また、眼球のなかには硝子体(しょうしたい)という透明のゼリー状の組織があり99%が水で出来ています。
硝子体は一部で網膜とくっついており(ほとんどは軽く網膜と接しているだけですが)、眼球の形を保つと同時に、入ってくる光を屈折させます。
この組織は病気が起こると病気の進行に大きく関与していくことが究明されてきました。
網膜硝子体手術は、硝子体の混濁を除去し透明にすること、硝子体を切除して疾患が進行する場を取り除くこと、網膜への牽引を除去する
ことなどで、疾患に応じた目的・効果があります。
しかし、網膜剥離などの術後合併症が発生することもあるため、非常に高度な技術が要求される手術です。当院では最新の手術設備と熟練したスタッフで安全な手術を行います。
適応疾患
硝子体や網膜には多くの病気があり、手術など適切な処置を行わず放置した場合は失明に至る病気もあります。網膜硝子体手術は、下記疾患などに有効とされています。
- 網膜剥離
- 糖尿病網膜症
- 硝子体出血
- 硝子体混濁
- 黄斑円孔
- 黄斑前膜
- ぶどう膜炎
上記以外にも硝子体手術の適応になる疾患はございます。
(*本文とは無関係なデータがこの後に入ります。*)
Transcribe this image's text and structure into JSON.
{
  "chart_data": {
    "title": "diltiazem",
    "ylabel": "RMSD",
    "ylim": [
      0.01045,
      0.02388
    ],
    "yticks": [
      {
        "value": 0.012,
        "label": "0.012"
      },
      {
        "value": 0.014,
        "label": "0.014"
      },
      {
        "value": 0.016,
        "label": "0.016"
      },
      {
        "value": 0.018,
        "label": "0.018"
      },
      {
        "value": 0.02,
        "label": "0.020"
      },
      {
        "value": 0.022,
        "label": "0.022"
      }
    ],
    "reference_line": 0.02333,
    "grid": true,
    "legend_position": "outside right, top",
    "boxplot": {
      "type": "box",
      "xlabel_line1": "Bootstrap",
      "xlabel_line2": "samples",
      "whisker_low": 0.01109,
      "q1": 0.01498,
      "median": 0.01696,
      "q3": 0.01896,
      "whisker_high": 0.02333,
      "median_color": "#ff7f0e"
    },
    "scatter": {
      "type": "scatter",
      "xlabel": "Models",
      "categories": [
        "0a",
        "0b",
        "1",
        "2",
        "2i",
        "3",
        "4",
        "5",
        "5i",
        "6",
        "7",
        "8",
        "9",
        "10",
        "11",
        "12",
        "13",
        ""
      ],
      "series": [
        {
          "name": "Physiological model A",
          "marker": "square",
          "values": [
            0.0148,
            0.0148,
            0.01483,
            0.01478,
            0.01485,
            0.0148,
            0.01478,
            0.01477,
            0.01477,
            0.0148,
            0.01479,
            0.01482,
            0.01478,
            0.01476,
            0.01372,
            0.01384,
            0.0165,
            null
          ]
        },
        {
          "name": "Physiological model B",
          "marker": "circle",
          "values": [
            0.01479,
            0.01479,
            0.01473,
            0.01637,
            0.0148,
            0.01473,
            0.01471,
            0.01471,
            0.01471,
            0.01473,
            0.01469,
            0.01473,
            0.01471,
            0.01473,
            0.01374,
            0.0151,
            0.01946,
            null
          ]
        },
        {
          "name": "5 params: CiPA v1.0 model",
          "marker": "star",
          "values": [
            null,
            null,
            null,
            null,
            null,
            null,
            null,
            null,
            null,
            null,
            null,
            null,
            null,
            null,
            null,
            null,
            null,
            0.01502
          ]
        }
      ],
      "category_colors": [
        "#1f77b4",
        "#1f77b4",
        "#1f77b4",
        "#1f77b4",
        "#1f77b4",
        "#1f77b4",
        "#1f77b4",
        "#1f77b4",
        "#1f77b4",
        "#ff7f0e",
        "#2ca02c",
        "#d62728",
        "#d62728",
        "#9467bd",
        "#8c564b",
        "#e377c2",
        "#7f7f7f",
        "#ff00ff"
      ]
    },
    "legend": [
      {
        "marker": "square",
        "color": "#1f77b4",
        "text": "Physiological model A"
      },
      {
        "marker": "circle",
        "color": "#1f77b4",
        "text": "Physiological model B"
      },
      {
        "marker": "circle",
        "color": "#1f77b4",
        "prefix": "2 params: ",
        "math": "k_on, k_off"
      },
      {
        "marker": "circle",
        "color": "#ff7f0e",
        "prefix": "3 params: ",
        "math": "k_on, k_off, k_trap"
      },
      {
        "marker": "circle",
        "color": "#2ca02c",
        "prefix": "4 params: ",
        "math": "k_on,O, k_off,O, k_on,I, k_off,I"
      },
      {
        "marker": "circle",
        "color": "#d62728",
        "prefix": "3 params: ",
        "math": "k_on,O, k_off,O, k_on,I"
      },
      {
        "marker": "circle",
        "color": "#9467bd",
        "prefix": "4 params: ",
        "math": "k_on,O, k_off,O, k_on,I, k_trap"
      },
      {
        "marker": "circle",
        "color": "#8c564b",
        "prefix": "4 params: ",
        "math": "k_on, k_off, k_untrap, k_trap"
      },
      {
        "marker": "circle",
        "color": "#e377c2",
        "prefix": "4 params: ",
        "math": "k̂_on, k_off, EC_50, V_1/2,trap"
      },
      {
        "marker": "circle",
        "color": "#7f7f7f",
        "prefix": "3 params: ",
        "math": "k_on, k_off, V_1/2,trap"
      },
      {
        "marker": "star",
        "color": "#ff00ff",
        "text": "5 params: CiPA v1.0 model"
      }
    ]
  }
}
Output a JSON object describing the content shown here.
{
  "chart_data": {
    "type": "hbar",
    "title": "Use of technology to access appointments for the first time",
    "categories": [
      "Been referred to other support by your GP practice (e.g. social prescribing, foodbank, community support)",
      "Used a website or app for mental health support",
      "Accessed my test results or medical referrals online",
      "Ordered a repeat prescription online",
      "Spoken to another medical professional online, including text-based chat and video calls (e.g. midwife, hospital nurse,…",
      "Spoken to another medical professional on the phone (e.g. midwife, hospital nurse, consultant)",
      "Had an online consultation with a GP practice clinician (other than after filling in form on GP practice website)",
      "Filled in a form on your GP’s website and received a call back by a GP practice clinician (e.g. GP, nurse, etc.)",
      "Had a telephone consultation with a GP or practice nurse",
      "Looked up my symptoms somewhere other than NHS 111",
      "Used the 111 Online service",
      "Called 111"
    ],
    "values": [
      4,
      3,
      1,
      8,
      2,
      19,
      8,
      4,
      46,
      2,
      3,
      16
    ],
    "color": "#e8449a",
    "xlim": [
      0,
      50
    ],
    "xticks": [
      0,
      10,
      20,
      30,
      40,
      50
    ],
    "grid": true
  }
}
不明な点は院長にお尋ねください。
手術方法
網膜硝子体手術は、眼科治療の中では高度な手術治療の一つですが、最近では医療機器の改良、進歩に伴い手術方法も適応疾患も変わりつつあります。
まず、局所麻酔を行い、眼球に0.5ミリ程度の傷口を3箇所つくり、そのうちの1箇所から眼球の形態を保つための灌流液を注入する器具を挿入し、残りの2箇所から眼内を照らす照明器具と硝子体カッターを挿入します。
その後、眼の中の出血や濁りを硝子体カッターで細かく切りながら吸引します。
手術時間は疾患により異なり、約20分〜2時間程度で終了します。
痛みはありませんが、症例によっては網膜を押さえるためにガスもしくは空気を注入することがあり、手術後ベッドでうつぶせの体勢をしなければいけないこともあります。